The root of these inefficiencies lies in a number of systemic flaws:

  • Understaffed Physician Workforce: Many teams are stretched thin, with recruitment falling short of demand.
  • Constrained Training and Responsibilities: Physicians are increasingly restricted by regulations, payer policies, and liability concerns, forcing them to operate within narrow confines.
  • Erosion of Leadership: Medical leadership is not cultivated by the current system—it is stifled instead. What was once celebrated as bold decision-making by skilled “quarterbacks” of care is now thwarted.

The result? A fractured system where initiatives to improve healthcare have inadvertently clipped the wings of innovation and leadership.

Where We Stand Today

Today’s healthcare landscape reinforces a widening gap between “healthcare” and “wellness.” Healthcare, dictated largely by insurance coverage, focuses on acute and catastrophic conditions—be it traumatic injuries or life-threatening illnesses like leukemia. But when it comes to helping people look, feel, and function better for longer, insurance falls short.

Wellness, on the other hand, is driven by consumer demand and paid for out-of-pocket. This has created fertile ground for the growth of functional and personalized medicine approaches such as:

  • Functional Medicine
  • Hormone Replacement Therapy
  • IV Vitamin Therapy
  • Regenerative Medicine

These modalities are designed to address issues beyond the reactive scope of traditional medicine. They appeal to a population that is increasingly skeptical of the status quo and willing to invest in proactive, preventative, and curiosity-driven health solutions.

The Rise of Wellness and Curiosity

The resurgence of wellness-based care signals a return to what makes practitioners truly exceptional—curiosity. Modern physicians and clinicians driving this movement echo the qualities of their predecessors from earlier eras. They question, investigate, and innovate, refusing to settle for passive consumption of conventional wisdom. They are independent thinkers, consistently pushing boundaries to improve outcomes for their patients, often despite resistance from regulators, payers, and liability concerns.

These thought leaders embody the virtues once seen in primary care physicians who fearlessly adapted to deliver comprehensive care for their communities. And they are thriving. If anything, the shortcomings of traditional healthcare models serve as a catalyst, solidifying wellness approaches as permanent pillars within the modern healthcare ecosystem.

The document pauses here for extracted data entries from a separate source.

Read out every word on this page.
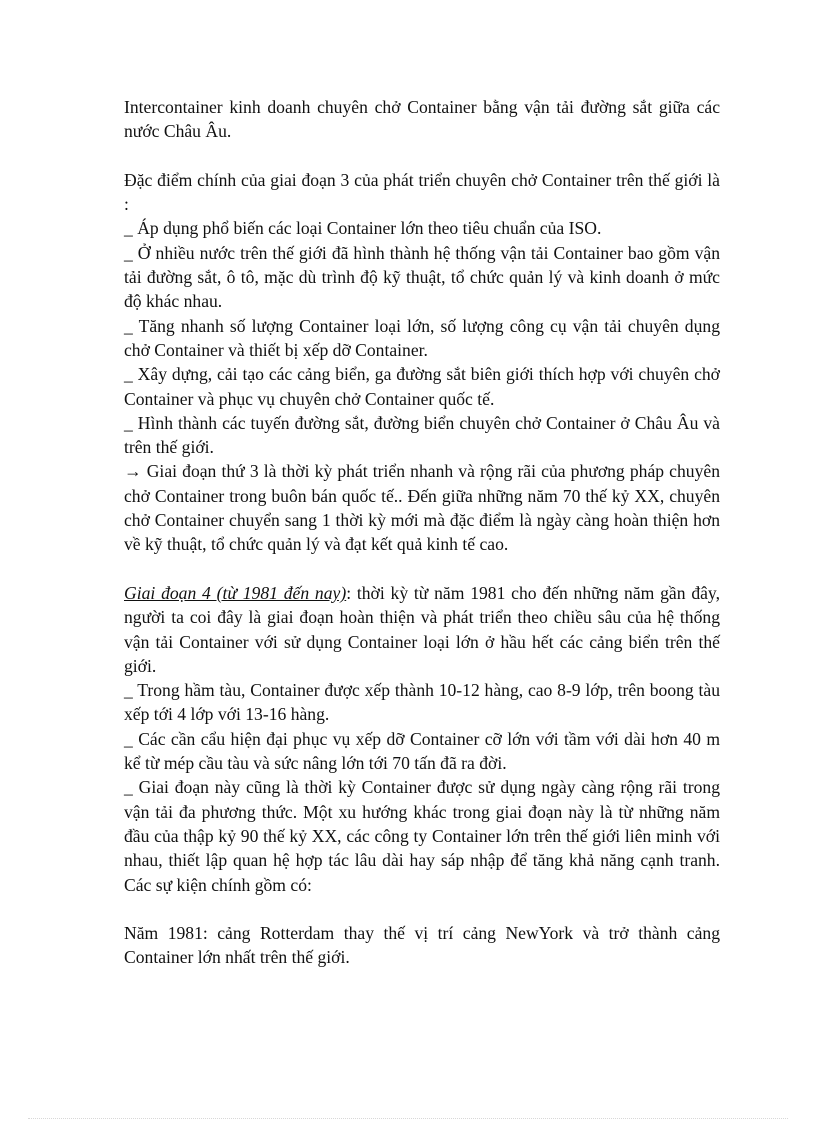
Intercontainer kinh doanh chuyên chở Container bằng vận tải đường sắt giữa các nước Châu Âu.

Đặc điểm chính của giai đoạn 3 của phát triển chuyên chở Container trên thế giới là :

_ Áp dụng phổ biến các loại Container lớn theo tiêu chuẩn của ISO.

_ Ở nhiều nước trên thế giới đã hình thành hệ thống vận tải Container bao gồm vận tải đường sắt, ô tô, mặc dù trình độ kỹ thuật, tổ chức quản lý và kinh doanh ở mức độ khác nhau.

_ Tăng nhanh số lượng Container loại lớn, số lượng công cụ vận tải chuyên dụng chở Container và thiết bị xếp dỡ Container.

_ Xây dựng, cải tạo các cảng biển, ga đường sắt biên giới thích hợp với chuyên chở Container và phục vụ chuyên chở Container quốc tế.

_ Hình thành các tuyến đường sắt, đường biển chuyên chở Container ở Châu Âu và trên thế giới.

→ Giai đoạn thứ 3 là thời kỳ phát triển nhanh và rộng rãi của phương pháp chuyên chở Container trong buôn bán quốc tế.. Đến giữa những năm 70 thế kỷ XX, chuyên chở Container chuyển sang 1 thời kỳ mới mà đặc điểm là ngày càng hoàn thiện hơn về kỹ thuật, tổ chức quản lý và đạt kết quả kinh tế cao.

Giai đoạn 4 (từ 1981 đến nay): thời kỳ từ năm 1981 cho đến những năm gần đây, người ta coi đây là giai đoạn hoàn thiện và phát triển theo chiều sâu của hệ thống vận tải Container với sử dụng Container loại lớn ở hầu hết các cảng biển trên thế giới.

_ Trong hầm tàu, Container được xếp thành 10-12 hàng, cao 8-9 lớp, trên boong tàu xếp tới 4 lớp với 13-16 hàng.

_ Các cần cẩu hiện đại phục vụ xếp dỡ Container cỡ lớn với tầm với dài hơn 40 m kể từ mép cầu tàu và sức nâng lớn tới 70 tấn đã ra đời.

_ Giai đoạn này cũng là thời kỳ Container được sử dụng ngày càng rộng rãi trong vận tải đa phương thức. Một xu hướng khác trong giai đoạn này là từ những năm đầu của thập kỷ 90 thế kỷ XX, các công ty Container lớn trên thế giới liên minh với nhau, thiết lập quan hệ hợp tác lâu dài hay sáp nhập để tăng khả năng cạnh tranh. Các sự kiện chính gồm có:

Năm 1981: cảng Rotterdam thay thế vị trí cảng NewYork và trở thành cảng Container lớn nhất trên thế giới.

A Perfect Storm or a New Beginning?

The emergence of wellness as a burgeoning sector underscores the systemic challenges facing healthcare today. Shrinking insurance coverage, growing consumer financial responsibility, and an apparent divide between treating illness and promoting vitality have all contributed to this shift. For many patients, functional medicine offers something traditional healthcare cannot—a proactive, attentive approach to their individual well-being.

Curiosity-driven medicine bridges the gap between the reactive healthcare system and the proactive pursuit of wellness. As long as the shortcomings of the healthcare industry persist, the growth of wellness-focused care will likely remain firmly rooted in public demand.

The question is no longer whether functional medicine has a place; it’s clear that it does. The real question lies in how healthcare as a whole can evolve to better serve both sides of this growing divide—and what lessons can be drawn from the success of functional and personalized medicine as they continue to rise.

The future of healthcare may well depend on finding ways to merge the efficiency of traditional systems with the passion and curiosity driving today’s wellness movement. It’s a balance we can’t afford to ignore, and one that holds the key to a more holistic and effective system for generations to come.